31 January 2017

'White Always Mates'

A couple of recent news reports -- John Hurt, diverse actor of screen and stage, dies at 77 – video obituary (theguardian.com) and George Orwell's '1984' Has Become a Bestseller Again (biography.com) -- reminded me that I had a relevant image somewhere in my digital collection. I found it without too much trouble.


John Hurt, Movie: Nineteen Eighty-Four (1984)

What's the chess connection? I located a digital copy of the book, downloaded it, and searched for the word 'chess'. The first reference was almost inconsequential, but reminded me of the central themes of the book, which I first read when I was 12-13 years old, and which was one of the first influences I can recall that really made me think.

It was the lonely hour of fifteen. Winston could not now remember how he had come to be in the cafe at such a time. The place was almost empty. A tinny music was trickling from the telescreens. The three men sat in their corner almost motionless, never speaking. Uncommanded, the waiter brought fresh glasses of gin. There was a chessboard on the table beside them, with the pieces set out but no game started. And then, for perhaps half a minute in all, something happened to the telescreens. The tune that they were playing changed, and the tone of the music changed too. There came into it -- but it was something hard to describe. It was a peculiar, cracked, braying, jeering note: in his mind Winston called it a yellow note. And then a voice from the telescreen was singing:

Under the spreading chestnut tree
I sold you and you sold me:
There lie they, and here lie we
Under the spreading chestnut tree.

The three men never stirred. But when Winston glanced again at Rutherford's ruinous face, he saw that his eyes were full of tears. And for the first time he noticed, with a kind of inward shudder, and yet not knowing at what he shuddered, that both Aaronson and Rutherford had broken noses.

A little later all three were re-arrested. It appeared that they had engaged in fresh conspiracies from the very moment of their release.

On top of two more fleeting references that show Orwell's familiarity with the game...

The physical difficulty of meeting was enormous. It was like trying to make a move at chess when you were already mated. Whichever way you turned, the telescreen faced you.

...and...

A person growing up with Newspeak as his sole language would no more know that equal had once had the secondary meaning of 'politically equal', or that free had once meant 'intellectually free', than for instance, a person who had never heard of chess would be aware of the secondary meanings attaching to Queen and Rook.

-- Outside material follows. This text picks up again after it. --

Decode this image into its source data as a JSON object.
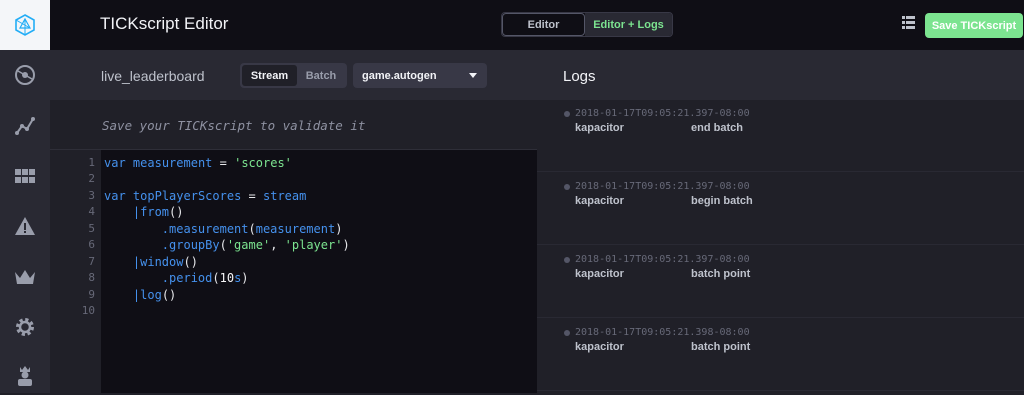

...the longest chess reference was almost certainly the inspiration for the scene in the movie.

A waiter, again unbidden, brought the chessboard and the current issue of The Times, with the page turned down at the chess problem. Then, seeing that Winston's glass was empty, he brought the gin bottle and filled it. There was no need to give orders. They knew his habits. The chessboard was always waiting for him, his corner table was always reserved; even when the place was full he had it to himself, since nobody cared to be seen sitting too close to him. He never even bothered to count his drinks. At irregular intervals they presented him with a dirty slip of paper which they said was the bill, but he had the impression that they always undercharged him. It would have made no difference if it had been the other way about. He had always plenty of money nowadays. He even had a job, a sinecure, more highly-paid than his old job had been.

The music from the telescreen stopped and a voice took over. Winston raised his head to listen. No bulletins from the front, however. It was merely a brief announcement from the Ministry of Plenty. In the preceding quarter, it appeared, the Tenth ThreeYear Plan's quota for bootlaces had been overfulfilled by 98 per cent. He examined the chess problem and set out the pieces. It was a tricky ending, involving a couple of knights. 'White to play and mate in two moves.' Winston looked up at the portrait of Big Brother. White always mates, he thought with a sort of cloudy mysticism. Always, without exception, it is so arranged. In no chess problem since the beginning of the world has black ever won. Did it not symbolize the eternal, unvarying triumph of Good over Evil? The huge face gazed back at him, full of calm power. White always mates.

Is 'White always mates' really symbolic of the 'unvarying triumph of Good over Evil?' I can't believe that Orwell was so optimistic. Perhaps it's meant to be ironic.

***

Later: For more about the film, see the IMDB's Nineteen Eighty-Four (1984). NB: '1984' is both the name of the movie and the year it was released.

1 comment:

Anthony said...

I don't know if it had any moral connotations (perhaps dependent on the reader, I guess) but I interpreted that last scene to reflect the reality of Winston's world: the hopelessness of standing up to Big Brother, who always wins. It's gone past something to be aggrieved about, and is now something that just is.